On Sundays and on fête days when the church was open she went with her father to the church of the Holy Cross.
The church was an old one and to reach the organ loft high up over the great portal they had to climb a steep and winding stair in the great tower. The stairs were worn deep with footsteps so that it was hard climbing for the little one. Still, she always went with her father and mother. Did he not play the tall organ with its great white pipes, and did her mother not sing? She had a good seat where she could look up at the black arches springing so high overhead, or down on the people who seemed so small in the church far below.
When there was no theatre or church she played about her mother’s room or under the trees in the public gardens, very much in the fashion of other French girls.
Playing in an orchestra is not the road to wealth. The pay was very small, and even with the organ salary and the music lessons things did not prosper very happily and the little Camilla had to content herself with such juvenile joys as could be procured without very much money. This, happily, did not make much difference. There was enough to eat and pretty good things to wear and no end of music. This last seemed to quite satisfy her. The orchestra, the organ and the choir afforded her perpetual amusement, and her life was as happy as that of the most favored child in the town.
When not listening to music she was very active and merry and displayed an abundant fund of good health and spirits. She early learned to talk and walk and was considered an unusually bright and precocious girl. Her earliest months gave a hint of her love for music. If fretful or peevish with weariness or ill-health she could soon be pacified by a gentle song from her father as he carried her about in his arms.
The first intimation of a desire to make music herself came when she was three years old. Hearing a hand-organ play in the street while the family were at dinner she softly left the table and went into the next room. Presently the tune on the hand-organ was repeated on the piano in the parlor. Her father opened the door quickly only to find the child trying to hide, as if she had done something wrong.
Before she could talk she could hum over or sing a number of songs, and at four years of age could repeat in a thin piping voice many of the songs and airs sung by her mother and always insisting that the accompaniment should be played while she sang.

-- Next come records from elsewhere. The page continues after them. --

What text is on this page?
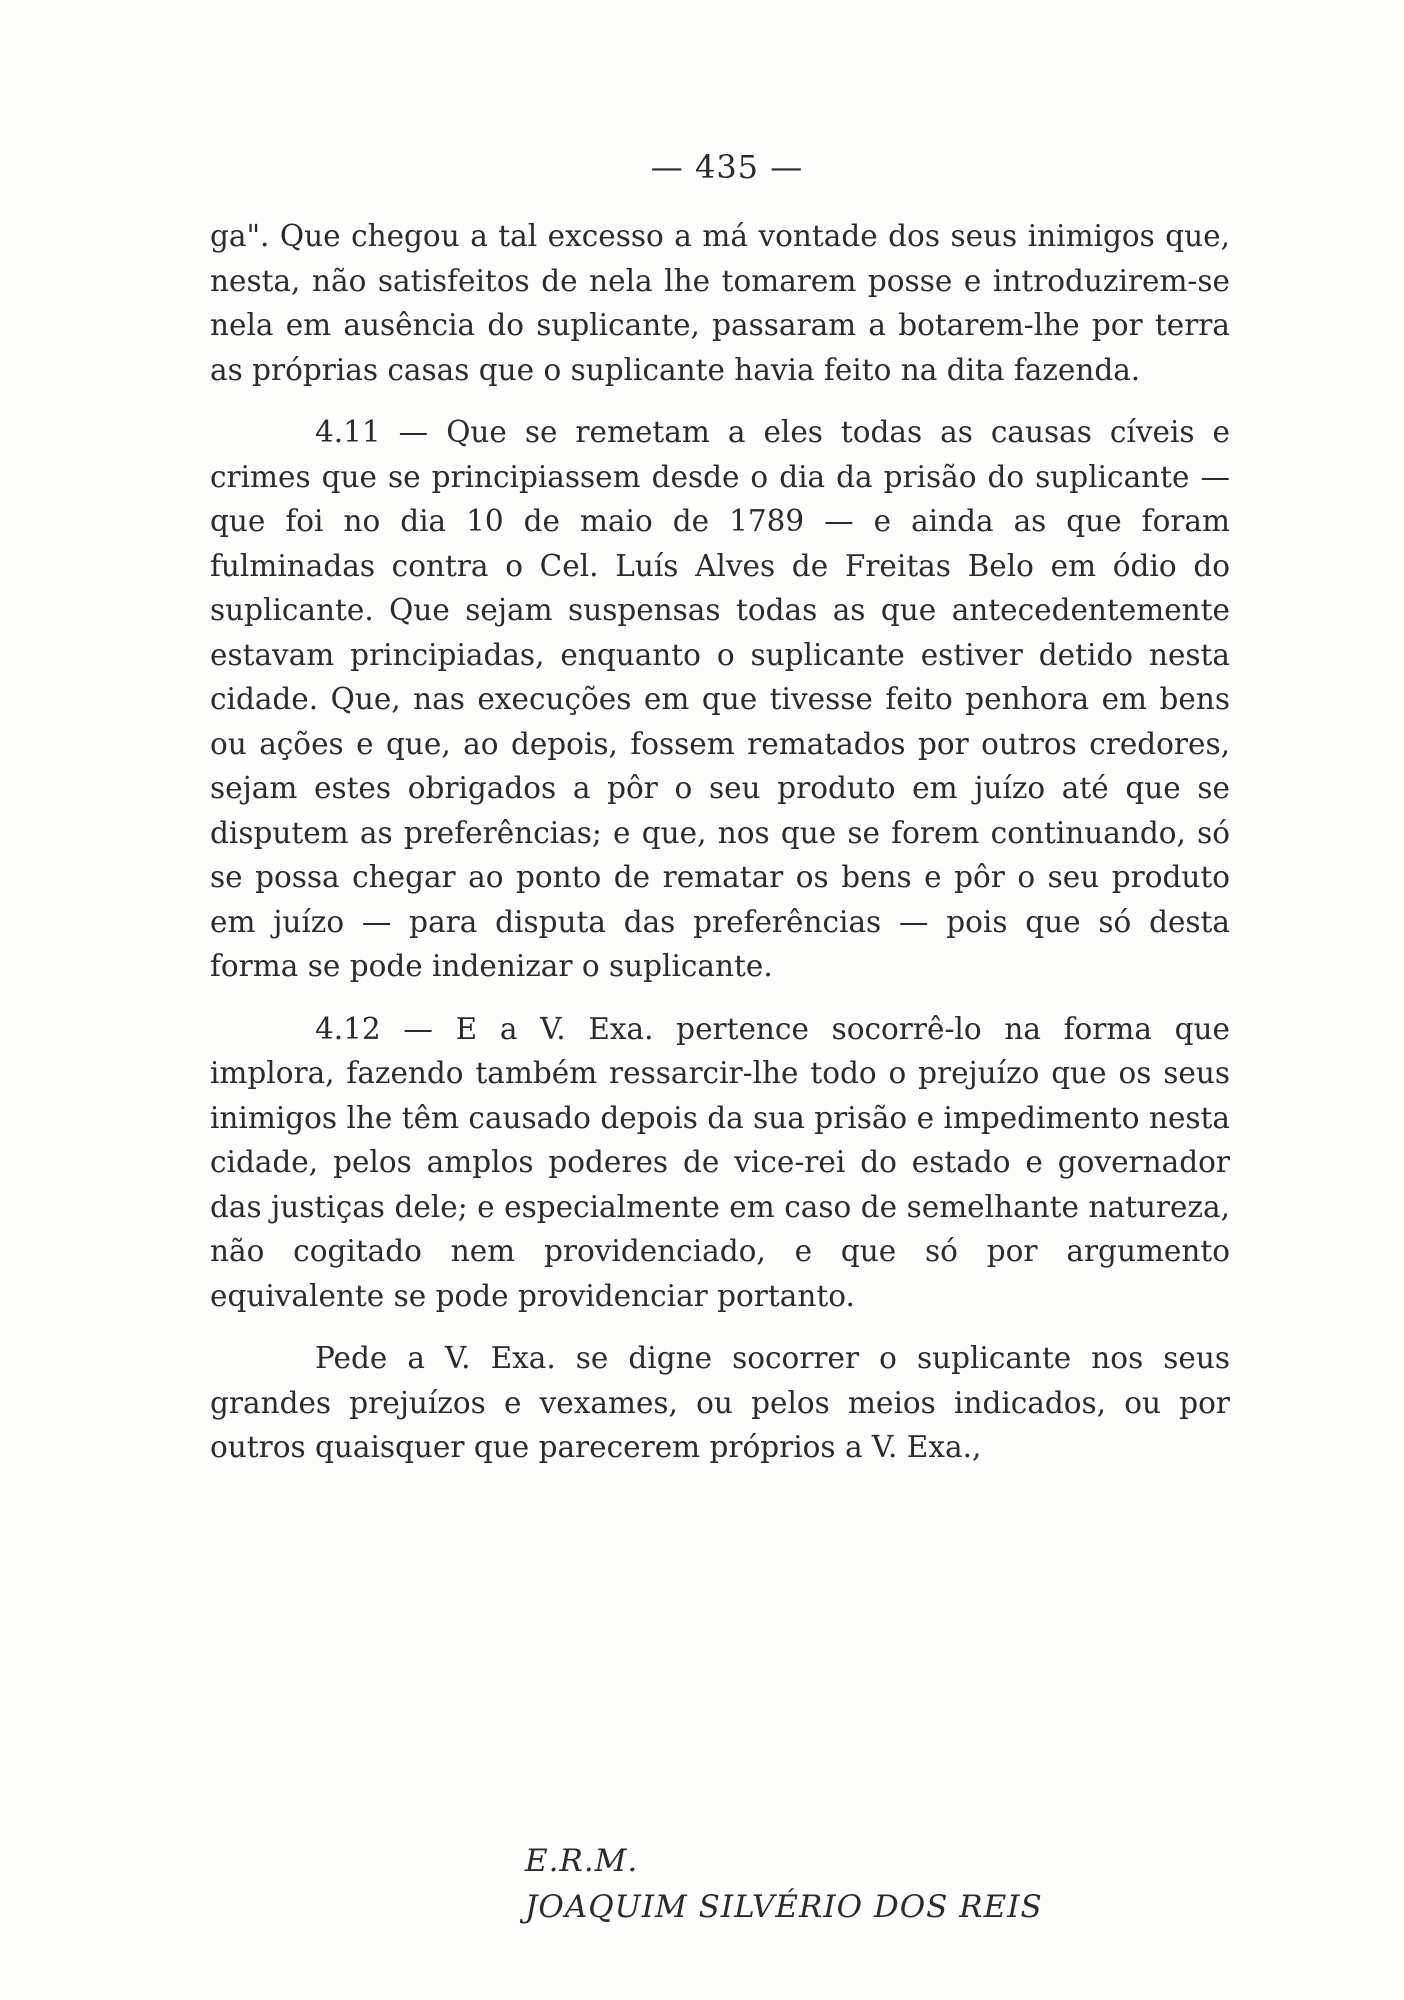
— 435 —

ga". Que chegou a tal excesso a má vontade dos seus inimigos que, nesta, não satisfeitos de nela lhe tomarem posse e introduzirem-se nela em ausência do suplicante, passaram a botarem-lhe por terra as próprias casas que o suplicante havia feito na dita fazenda.

4.11 — Que se remetam a eles todas as causas cíveis e crimes que se principiassem desde o dia da prisão do suplicante — que foi no dia 10 de maio de 1789 — e ainda as que foram fulminadas contra o Cel. Luís Alves de Freitas Belo em ódio do suplicante. Que sejam suspensas todas as que antecedentemente estavam principiadas, enquanto o suplicante estiver detido nesta cidade. Que, nas execuções em que tivesse feito penhora em bens ou ações e que, ao depois, fossem rematados por outros credores, sejam estes obrigados a pôr o seu produto em juízo até que se disputem as preferências; e que, nos que se forem continuando, só se possa chegar ao ponto de rematar os bens e pôr o seu produto em juízo — para disputa das preferências — pois que só desta forma se pode indenizar o suplicante.

4.12 — E a V. Exa. pertence socorrê-lo na forma que implora, fazendo também ressarcir-lhe todo o prejuízo que os seus inimigos lhe têm causado depois da sua prisão e impedimento nesta cidade, pelos amplos poderes de vice-rei do estado e governador das justiças dele; e especialmente em caso de semelhante natureza, não cogitado nem providenciado, e que só por argumento equivalente se pode providenciar portanto.

Pede a V. Exa. se digne socorrer o suplicante nos seus grandes prejuízos e vexames, ou pelos meios indicados, ou por outros quaisquer que parecerem próprios a V. Exa.,

E.R.M.
JOAQUIM SILVÉRIO DOS REIS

She did not go to school. Hardly any children in the town had any such advantage. There were a few small primary schools and that was about all the chance that was open to the young people of Nantes for an education.
So far in Camilla’s life it did not make any particular difference. Things were going on quite to her satisfaction and she was perfectly happy even if she could not read or write.
Thus in a quiet way with much music the months had slipped away till she was five years old. Then suddenly came the awakening of a new life. Something happened that cast the rosy glow of coming day over the twilight of her life. The morning star that shone out clear and bright before her young eyes took the shape of a violin solo in a mass called St. Cecilia. She was in the church when its promise-speaking light flashed upon her. There was an orchestra, and a full chorus, with the organ. The little Camilla now almost six years old sat in the old organ loft and heard it all. She listened and dreamed and wondered and wished and wished she could only do something like that solo for the first violin. An ordinary piece of music, indifferently played, but somehow it enchained her whole attention. It threw wide open the pearly gates of a new and fairer life.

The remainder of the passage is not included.